If $LANG is set to POSIX, or is left unset, text is treated as ASCII; if
it is set to en_US.UTF-8, foir example, then text is treated as being
encoded in UTF-8, which is more complex and therefore slower. Setting
it to other languages can have varying results.
To ensure consistency between test runs, the Run script now (as of version
5.1.1) sets $LANG to "en_US.utf8".
This setting which is configured with the variable "$language". You
should not change this if you want to share your results to allow
comparisons between systems; however, you may want to change it to see
how different language settings affect performance.
Each test report now includes the language settings in use. The reported
language is what is set in $LANG, and is not necessarily supported by the
system; but we also report the character mapping and collation order which
are actually in use (as reported by "locale").
============================================================================
Interpreting the Results
========================
Interpreting the results of these tests is tricky, and totally depends on
what you're trying to measure.
For example, are you trying to measure how fast your CPU is? Or how good
your compiler is? Because these tests are all recompiled using your host
system's compiler, the performance of the compiler will inevitably impact
the performance of the tests. Is this a problem? If you're choosing a
system, you probably care about its overall speed, which may well depend
on how good its compiler is; so including that in the test results may be
the right answer. But you may want to ensure that the right compiler is
used to build the tests.
On the other hand, with the vast majority of Unix systems being x86 / PC
compatibles, running Linux and the GNU C compiler, the results will tend
to be more dependent on the hardware; but the versions of the compiler and
OS can make a big difference. (I measured a 50% gain between SUSE 10.1
and OpenSUSE 10.2 on the same machine.) So you may want to make sure that
all your test systems are running the same version of the OS; or at least
publish the OS and compuiler versions with your results. Then again, it may
be compiler performance that you're interested in.

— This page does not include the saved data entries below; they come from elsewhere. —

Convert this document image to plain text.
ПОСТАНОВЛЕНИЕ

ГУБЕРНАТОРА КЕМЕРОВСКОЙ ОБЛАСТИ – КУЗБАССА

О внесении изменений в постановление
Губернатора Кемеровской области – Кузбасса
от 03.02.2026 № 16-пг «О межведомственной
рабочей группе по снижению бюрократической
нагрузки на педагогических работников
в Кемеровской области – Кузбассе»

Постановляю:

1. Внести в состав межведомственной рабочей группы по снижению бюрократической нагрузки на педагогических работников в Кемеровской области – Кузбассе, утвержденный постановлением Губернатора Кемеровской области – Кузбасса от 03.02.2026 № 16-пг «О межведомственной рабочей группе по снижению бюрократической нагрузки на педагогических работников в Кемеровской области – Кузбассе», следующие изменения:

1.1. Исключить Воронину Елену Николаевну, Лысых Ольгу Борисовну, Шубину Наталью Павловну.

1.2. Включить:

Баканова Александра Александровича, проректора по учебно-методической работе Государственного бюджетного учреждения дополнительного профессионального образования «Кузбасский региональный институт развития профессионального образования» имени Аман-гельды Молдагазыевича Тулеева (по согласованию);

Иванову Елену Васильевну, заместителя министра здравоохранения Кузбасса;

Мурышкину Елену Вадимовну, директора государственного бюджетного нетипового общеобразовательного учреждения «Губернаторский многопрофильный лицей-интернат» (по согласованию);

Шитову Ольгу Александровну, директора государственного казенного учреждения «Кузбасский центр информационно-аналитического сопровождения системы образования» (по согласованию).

The C test is very dubious -- it tests the speed of compilation. If you're
running the exact same compiler on each system, OK; but otherwise, the
results should probably be discarded. A slower compilation doesn't say
anything about the speed of your system, since the compiler may simply be
spending more time to super-optimise the code, which would actually make it
faster.
This will be particularly true on architectures like IA-64 (Itanium etc.)
where the compiler spends huge amounts of effort scheduling instructions
to run in parallel, with a resultant significant gain in execution speed.
Some tests are even more dubious in terms of host-dependency -- for example,
the "dc" test uses the host's version of dc (a calculator program). The
version of this which is available can make a huge difference to the score,
which is why it's not in the index group. Read through the release notes
for more on these kinds of issues.
Another age-old issue is that of the benchmarks being too trivial to be
meaningful. With compilers getting ever smarter, and performing more
wide-ranging flow path analyses, the danger of parts of the benchmarks
simply being optimised out of existance is always present.
All in all, the "index" and "gindex" tests (see above) are designed to
give a reasonable measure of overall system performance; but the results
of any test run should always be used with care.